Qualitative focus-group study exploring travel experiences, challenges, adaptations, and information needs of people living with Parkinson’s disease and their carers.

While of limited direct value for molecular or mechanistic therapeutic discovery, the findings inform patient-centered care, trial design, adherence considerations, and real-world outcome measures that can aid translation and implementation of PD interventions.
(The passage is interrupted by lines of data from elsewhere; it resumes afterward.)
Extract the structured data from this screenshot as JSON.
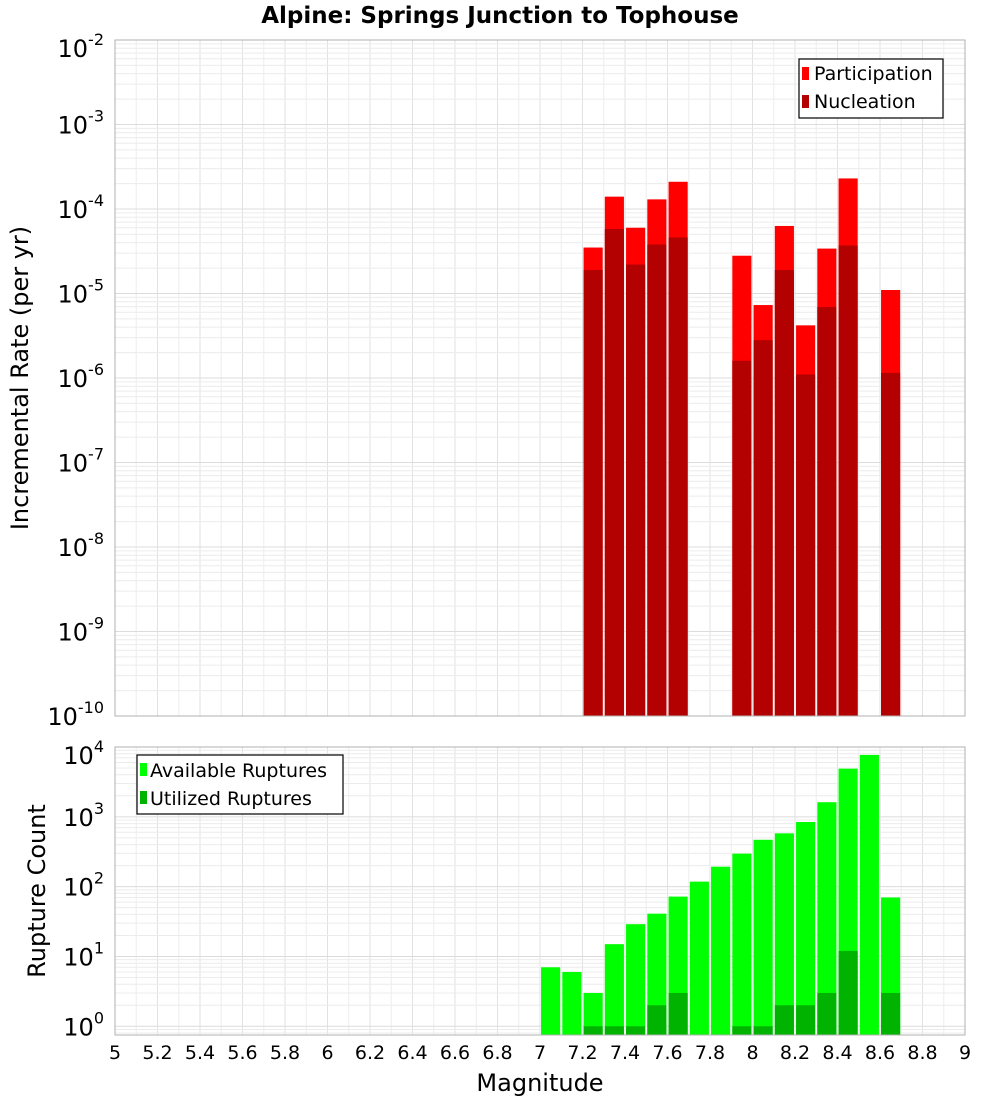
{
  "chart_data": [
    {
      "type": "bar",
      "title": "Alpine: Springs Junction to Tophouse",
      "xlabel": "",
      "ylabel": "Incremental Rate (per yr)",
      "xlim": [
        5,
        9
      ],
      "ylim": [
        1e-10,
        0.01
      ],
      "y_scale": "log",
      "grid": true,
      "legend_position": "top-right",
      "bar_width": 0.09,
      "series": [
        {
          "name": "Participation",
          "color": "#ff0000",
          "x": [
            7.25,
            7.35,
            7.45,
            7.55,
            7.65,
            7.95,
            8.05,
            8.15,
            8.25,
            8.35,
            8.45,
            8.65
          ],
          "values": [
            3.5e-05,
            0.00014,
            6e-05,
            0.00013,
            0.00021,
            2.8e-05,
            7.3e-06,
            6.3e-05,
            4.2e-06,
            3.4e-05,
            0.00023,
            1.1e-05
          ]
        },
        {
          "name": "Nucleation",
          "color": "#b30000",
          "x": [
            7.25,
            7.35,
            7.45,
            7.55,
            7.65,
            7.95,
            8.05,
            8.15,
            8.25,
            8.35,
            8.45,
            8.65
          ],
          "values": [
            1.9e-05,
            5.8e-05,
            2.2e-05,
            3.8e-05,
            4.6e-05,
            1.6e-06,
            2.8e-06,
            1.9e-05,
            1.1e-06,
            6.9e-06,
            3.7e-05,
            1.15e-06
          ]
        }
      ],
      "y_ticks": [
        {
          "base": "10",
          "exp": "-10"
        },
        {
          "base": "10",
          "exp": "-9"
        },
        {
          "base": "10",
          "exp": "-8"
        },
        {
          "base": "10",
          "exp": "-7"
        },
        {
          "base": "10",
          "exp": "-6"
        },
        {
          "base": "10",
          "exp": "-5"
        },
        {
          "base": "10",
          "exp": "-4"
        },
        {
          "base": "10",
          "exp": "-3"
        },
        {
          "base": "10",
          "exp": "-2"
        }
      ]
    },
    {
      "type": "bar",
      "title": "",
      "xlabel": "Magnitude",
      "ylabel": "Rupture Count",
      "xlim": [
        5,
        9
      ],
      "ylim": [
        0.75,
        10000
      ],
      "y_scale": "log",
      "grid": true,
      "legend_position": "top-left",
      "bar_width": 0.09,
      "series": [
        {
          "name": "Available Ruptures",
          "color": "#00ff00",
          "x": [
            7.05,
            7.15,
            7.25,
            7.35,
            7.45,
            7.55,
            7.65,
            7.75,
            7.85,
            7.95,
            8.05,
            8.15,
            8.25,
            8.35,
            8.45,
            8.55,
            8.65
          ],
          "values": [
            7,
            6,
            3,
            15,
            29,
            41,
            72,
            118,
            193,
            297,
            469,
            580,
            843,
            1620,
            4900,
            7700,
            70
          ]
        },
        {
          "name": "Utilized Ruptures",
          "color": "#00b300",
          "x": [
            7.25,
            7.35,
            7.45,
            7.55,
            7.65,
            7.95,
            8.05,
            8.15,
            8.25,
            8.35,
            8.45,
            8.65
          ],
          "values": [
            1,
            1,
            1,
            2,
            3,
            1,
            1,
            2,
            2,
            3,
            12,
            3
          ]
        }
      ],
      "y_ticks": [
        {
          "base": "10",
          "exp": "0"
        },
        {
          "base": "10",
          "exp": "1"
        },
        {
          "base": "10",
          "exp": "2"
        },
        {
          "base": "10",
          "exp": "3"
        },
        {
          "base": "10",
          "exp": "4"
        }
      ],
      "x_ticks": [
        "5",
        "5.2",
        "5.4",
        "5.6",
        "5.8",
        "6",
        "6.2",
        "6.4",
        "6.6",
        "6.8",
        "7",
        "7.2",
        "7.4",
        "7.6",
        "7.8",
        "8",
        "8.2",
        "8.4",
        "8.6",
        "8.8",
        "9"
      ]
    }
  ]
}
BACKGROUND: Travel is an important contributor to quality of life, independence and social participation. For people living with Parkinson's disease (PD), however, travel can pose unique health and logistical challenges. Despite the increasing emphasis on health-related quality of life in PD management, little is known about the travel needs of people living with PD. This study explored the travel experiences, needs, attitudes and practises of people living with PD, with the aim of informing future research, practice and guidance. METHODS: A qualitative study using the focus group methodology was conducted with 20 participants: 10 people living with PD and 10 carers. Data were analysed using a thematic content analysis. RESULTS: Four overarching main themes were identified: 1, Changing travel patterns; 2, Anxiety and stress of planning; 3, Travel challenges and adaptations, and 4, Addressing PD information gaps. CONCLUSION: Travel presents challenges for people living with PD and their carers. This study highlights the complexity of these travel-related health needs and the need for a multi-disciplinary and personalized approach. The implementation of dedicated information resources, training of operators and the promotion of support networks are fundamental steps to improving the autonomy and wellbeing of patients and their partners/carers during travel.